If more and more users use your right to refuse cookies, then this is sometimes strongly reflected in visitor numbers and conversions. What is good for data protection is a problem for many companies. Because without enough data, it’s hard to determine how good a marketing campaign was and/or how successful a project is.
How do I make more users accept the cookies?
There are a number of tools that meet regulatory requirements, depending on which system you use. But what many people forget is that the look and settings have a big impact on whether users end up allowing cookies or not. The trend is to make the consent of all cookies as large and conspicuous as possible, and to offer other options but make them more inconspicuous or harder to access. The reason is simple: fewer users bother to click through the settings and want to consume the information quickly. This makes clicking “Agree” more likely than clicking “Settings” and “Save” again. Of course, the cookies that are not necessary must not be preselected in the submenu.
Here, using Telekom as an example:

What are some ways to improve the data in Google Analytics?
Basically, there is always less data now than before. Based on the large fluctuations, Google has also recognized that something needs to be done here and has therefore released a new version of Google Analytics. Read more in our last blog post: Google Analytics Update.

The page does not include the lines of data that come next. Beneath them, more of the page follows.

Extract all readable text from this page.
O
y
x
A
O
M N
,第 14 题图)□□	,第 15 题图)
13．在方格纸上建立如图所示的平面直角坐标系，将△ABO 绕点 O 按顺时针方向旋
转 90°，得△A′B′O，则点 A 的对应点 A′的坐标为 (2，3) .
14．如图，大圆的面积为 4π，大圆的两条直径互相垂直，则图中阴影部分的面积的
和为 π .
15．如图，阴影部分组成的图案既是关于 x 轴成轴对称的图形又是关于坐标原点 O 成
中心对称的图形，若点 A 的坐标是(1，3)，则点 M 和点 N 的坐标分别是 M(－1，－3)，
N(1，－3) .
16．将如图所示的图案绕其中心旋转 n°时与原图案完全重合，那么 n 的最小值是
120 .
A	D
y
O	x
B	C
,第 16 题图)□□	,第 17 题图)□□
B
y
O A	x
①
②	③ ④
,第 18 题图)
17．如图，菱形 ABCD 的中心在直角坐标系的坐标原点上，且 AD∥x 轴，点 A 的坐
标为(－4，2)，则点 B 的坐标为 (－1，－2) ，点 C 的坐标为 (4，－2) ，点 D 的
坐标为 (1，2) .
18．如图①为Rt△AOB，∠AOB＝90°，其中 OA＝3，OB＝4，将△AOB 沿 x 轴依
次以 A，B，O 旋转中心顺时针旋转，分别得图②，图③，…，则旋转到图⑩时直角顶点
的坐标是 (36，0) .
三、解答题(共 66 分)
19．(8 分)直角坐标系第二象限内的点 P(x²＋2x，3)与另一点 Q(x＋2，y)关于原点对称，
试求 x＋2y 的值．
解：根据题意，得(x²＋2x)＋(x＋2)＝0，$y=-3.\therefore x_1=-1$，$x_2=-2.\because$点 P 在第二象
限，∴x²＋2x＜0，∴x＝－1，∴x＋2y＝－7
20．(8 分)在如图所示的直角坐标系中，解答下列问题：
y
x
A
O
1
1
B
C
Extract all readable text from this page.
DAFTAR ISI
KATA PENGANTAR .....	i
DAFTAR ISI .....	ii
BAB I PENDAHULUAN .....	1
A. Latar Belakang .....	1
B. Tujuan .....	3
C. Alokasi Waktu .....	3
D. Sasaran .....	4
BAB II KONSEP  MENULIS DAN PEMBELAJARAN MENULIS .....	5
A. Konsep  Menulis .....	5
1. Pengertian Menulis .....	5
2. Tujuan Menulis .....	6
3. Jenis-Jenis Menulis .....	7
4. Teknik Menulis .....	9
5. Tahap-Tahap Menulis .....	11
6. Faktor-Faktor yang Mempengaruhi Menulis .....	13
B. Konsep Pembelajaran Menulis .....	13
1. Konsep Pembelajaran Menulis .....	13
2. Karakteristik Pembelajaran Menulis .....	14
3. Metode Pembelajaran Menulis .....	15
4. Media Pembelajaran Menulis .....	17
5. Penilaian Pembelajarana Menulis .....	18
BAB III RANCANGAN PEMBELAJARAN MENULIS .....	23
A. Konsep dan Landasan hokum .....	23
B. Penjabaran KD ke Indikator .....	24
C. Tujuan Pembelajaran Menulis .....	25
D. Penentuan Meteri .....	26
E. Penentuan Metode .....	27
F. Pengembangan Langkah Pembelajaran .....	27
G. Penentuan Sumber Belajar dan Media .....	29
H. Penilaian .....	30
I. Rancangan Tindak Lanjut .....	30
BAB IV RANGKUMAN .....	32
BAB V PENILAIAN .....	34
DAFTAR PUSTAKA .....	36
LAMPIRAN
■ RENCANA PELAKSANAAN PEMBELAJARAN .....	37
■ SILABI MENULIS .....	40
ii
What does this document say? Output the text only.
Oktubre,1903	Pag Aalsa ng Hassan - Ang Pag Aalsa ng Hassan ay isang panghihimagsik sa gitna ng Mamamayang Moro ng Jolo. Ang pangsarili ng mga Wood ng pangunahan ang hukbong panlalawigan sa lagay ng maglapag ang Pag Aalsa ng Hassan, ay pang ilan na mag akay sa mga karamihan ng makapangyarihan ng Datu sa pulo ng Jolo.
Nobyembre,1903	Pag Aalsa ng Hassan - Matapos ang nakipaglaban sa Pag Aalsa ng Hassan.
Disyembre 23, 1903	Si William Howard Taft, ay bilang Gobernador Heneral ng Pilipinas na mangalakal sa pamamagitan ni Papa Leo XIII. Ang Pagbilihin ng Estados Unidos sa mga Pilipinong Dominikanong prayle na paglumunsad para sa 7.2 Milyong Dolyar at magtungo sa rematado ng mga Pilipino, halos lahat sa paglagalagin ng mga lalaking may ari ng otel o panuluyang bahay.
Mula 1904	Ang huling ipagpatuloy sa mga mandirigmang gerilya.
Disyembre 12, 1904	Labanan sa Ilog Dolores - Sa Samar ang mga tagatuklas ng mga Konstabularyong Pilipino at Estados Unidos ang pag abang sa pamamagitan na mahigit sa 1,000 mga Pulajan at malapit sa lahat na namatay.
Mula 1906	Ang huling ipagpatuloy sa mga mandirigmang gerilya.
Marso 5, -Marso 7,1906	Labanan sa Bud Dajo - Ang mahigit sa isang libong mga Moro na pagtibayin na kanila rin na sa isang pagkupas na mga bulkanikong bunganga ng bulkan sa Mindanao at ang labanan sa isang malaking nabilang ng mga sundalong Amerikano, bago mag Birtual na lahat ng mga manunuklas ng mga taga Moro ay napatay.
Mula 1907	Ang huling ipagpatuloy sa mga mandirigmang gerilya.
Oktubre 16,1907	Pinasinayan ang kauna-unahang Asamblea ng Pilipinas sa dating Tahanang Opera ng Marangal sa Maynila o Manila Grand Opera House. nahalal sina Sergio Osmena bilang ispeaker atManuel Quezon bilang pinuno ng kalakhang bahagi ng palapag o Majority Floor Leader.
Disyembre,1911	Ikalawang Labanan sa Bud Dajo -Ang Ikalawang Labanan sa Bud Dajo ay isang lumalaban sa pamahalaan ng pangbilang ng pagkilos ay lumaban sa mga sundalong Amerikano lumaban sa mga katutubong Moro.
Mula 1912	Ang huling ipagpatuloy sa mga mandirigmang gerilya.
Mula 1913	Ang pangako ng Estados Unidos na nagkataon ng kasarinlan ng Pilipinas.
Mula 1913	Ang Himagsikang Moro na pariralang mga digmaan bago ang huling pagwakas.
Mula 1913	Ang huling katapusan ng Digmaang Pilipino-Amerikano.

There is a recent article from Googlethat we would like to refer to here. Here, Google explains how machine learning is used to fill in the missing data.
Caution trap, reportings!
Unfortunately, the problem drags on. Those who make data comparisons with the previous year after the new law in May 2020 (and the hopefully timely changeover) will mostly have a negative trend in visitor data. This is, of course, a result of the fact that all users were tracked in the previous year and now significantly less data is coming in. Some tools measure how many users have rejected the cookies. This gives you an approximate size that you can still use to determine if the trend is still positive or negative despite the loss of data. To what extent the gaps Google Analytics 4 picks up with machine learning has yet to be determined.